So am basically building a restful client with laravel that will not have a database. So if anyone has any ideas on how to structure this, I would be very grateful.
Cheers
Laravel is an opinionated PHP framework.
Laravel Create Model is an MVC based PHP system. In the MVC architecture, 'M' stands for 'Model'. A model is used as a way for questioning data to and from the table within the database. Laravel gives a basic way to do that using Eloquent ORM where each table incorporates a Model to interact with it.
Laravel provides a convenient way to create Restful APIs via resourceful controllers. Create a route for the resourceful controller in routes/api.

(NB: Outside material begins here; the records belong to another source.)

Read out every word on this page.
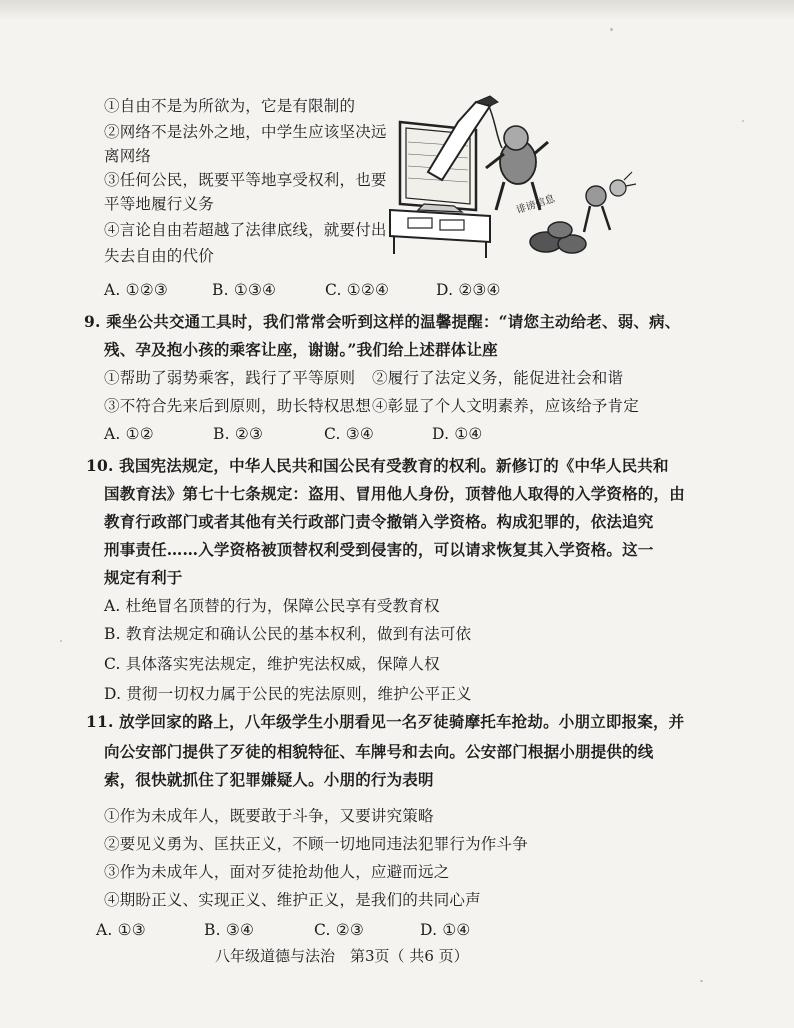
①自由不是为所欲为，它是有限制的
②网络不是法外之地，中学生应该坚决远
离网络
③任何公民，既要平等地享受权利，也要
平等地履行义务
④言论自由若超越了法律底线，就要付出
失去自由的代价
A. ①②③	B. ①③④	C. ①②④	D. ②③④
诽谤信息
9. 乘坐公共交通工具时，我们常常会听到这样的温馨提醒：“请您主动给老、弱、病、
残、孕及抱小孩的乘客让座，谢谢。”我们给上述群体让座
①帮助了弱势乘客，践行了平等原则 ②履行了法定义务，能促进社会和谐
③不符合先来后到原则，助长特权思想 ④彰显了个人文明素养，应该给予肯定
A. ①②	B. ②③	C. ③④	D. ①④
10. 我国宪法规定，中华人民共和国公民有受教育的权利。新修订的《中华人民共和
国教育法》第七十七条规定：盗用、冒用他人身份，顶替他人取得的入学资格的，由
教育行政部门或者其他有关行政部门责令撤销入学资格。构成犯罪的，依法追究
刑事责任……入学资格被顶替权利受到侵害的，可以请求恢复其入学资格。这一
规定有利于
A. 杜绝冒名顶替的行为，保障公民享有受教育权
B. 教育法规定和确认公民的基本权利，做到有法可依
C. 具体落实宪法规定，维护宪法权威，保障人权
D. 贯彻一切权力属于公民的宪法原则，维护公平正义
11. 放学回家的路上，八年级学生小朋看见一名歹徒骑摩托车抢劫。小朋立即报案，并
向公安部门提供了歹徒的相貌特征、车牌号和去向。公安部门根据小朋提供的线
索，很快就抓住了犯罪嫌疑人。小朋的行为表明
①作为未成年人，既要敢于斗争，又要讲究策略
②要见义勇为、匡扶正义，不顾一切地同违法犯罪行为作斗争
③作为未成年人，面对歹徒抢劫他人，应避而远之
④期盼正义、实现正义、维护正义，是我们的共同心声
A. ①③	B. ③④	C. ②③	D. ①④
八年级道德与法治　第3页（ 共6 页）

I think that the more generic and robust design for your app is the MVC pattern like a standard Laravel app. In fact the only difference is that the model layer will not interact with a database but with an API.

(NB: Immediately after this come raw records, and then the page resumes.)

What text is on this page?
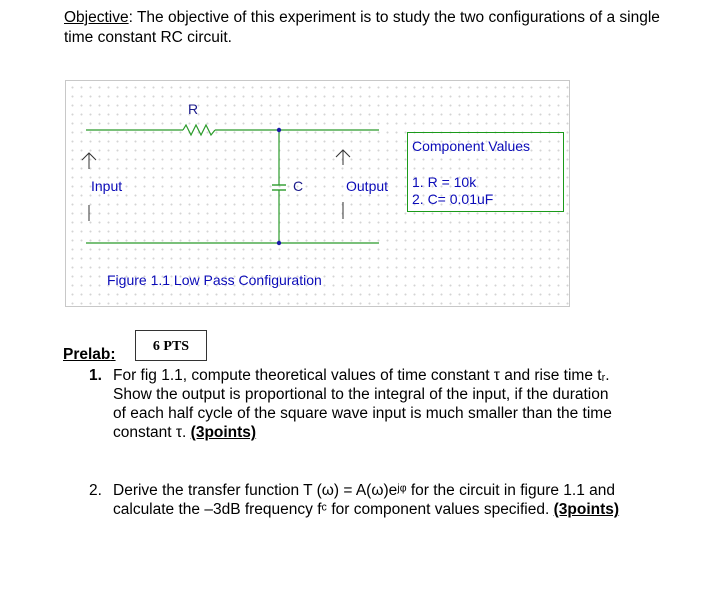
Objective: The objective of this experiment is to study the two configurations of a single time constant RC circuit.
R
C
Input	Output
Figure 1.1 Low Pass Configuration
Component Values
1. R = 10k
2. C= 0.01uF
6 PTS
Prelab:
1. For fig 1.1, compute theoretical values of time constant τ and rise time tᵣ.
Show the output is proportional to the integral of the input, if the duration
of each half cycle of the square wave input is much smaller than the time
constant τ. (3points)
2. Derive the transfer function T (ω) = A(ω)eʲᵠ for the circuit in figure 1.1 and
calculate the –3dB frequency fᶜ for component values specified. (3points)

You will have to forget Eloquent model and build your own model layer with the classic Object Oriented practices (constructor, accessors...). Then you will be able to deal with objects in your controller and not with an API. If you want to build something enough generic to be reused you can adopt the same syntax as Eloquent and write models like that :
<?php
class User {
protected $url = "http://myapi.com/users/"
protected $id;
protected $name;
public function save()
{
$data = json_encode(array(
'id' => $this->id,
'name' => $this->name,
))
$ch = curl_init();
curl_setopt($ch, CURLOPT_URL, $this->url);
curl_setopt($ch, CURLOPT_RETURNTRANSFER, 1);
curl_setopt($ch, CURLOPT_HTTPHEADER, array('Content-Type: application/json'));
curl_setopt($ch, CURLOPT_PUT, 1);
curl_setopt($ch, CURLOPT_POSTFIELDS, $data);
return true;
}
}
Then you will be able to call $user->save();
with the exact same behavior that an Eloquent model. Of course, a lot of improvements and generalisation (why not a super class named EloquentAPI...) are needed but you can see the idea. If the job is well done with methods all()
, find()
, save()
and few others implemented, you could switch between a database or a web service implementations easily. The other big interest of this approach is to clean up your controllers and let all the curl's mess in a separate layer.
The second option is to forget the model layer and directly call your REST API in your controllers. It could be a good idea if your app is small and don't need to be scalable but, be careful, if you do that the maintenance of your app could be painful, for example if there is changes in the REST API.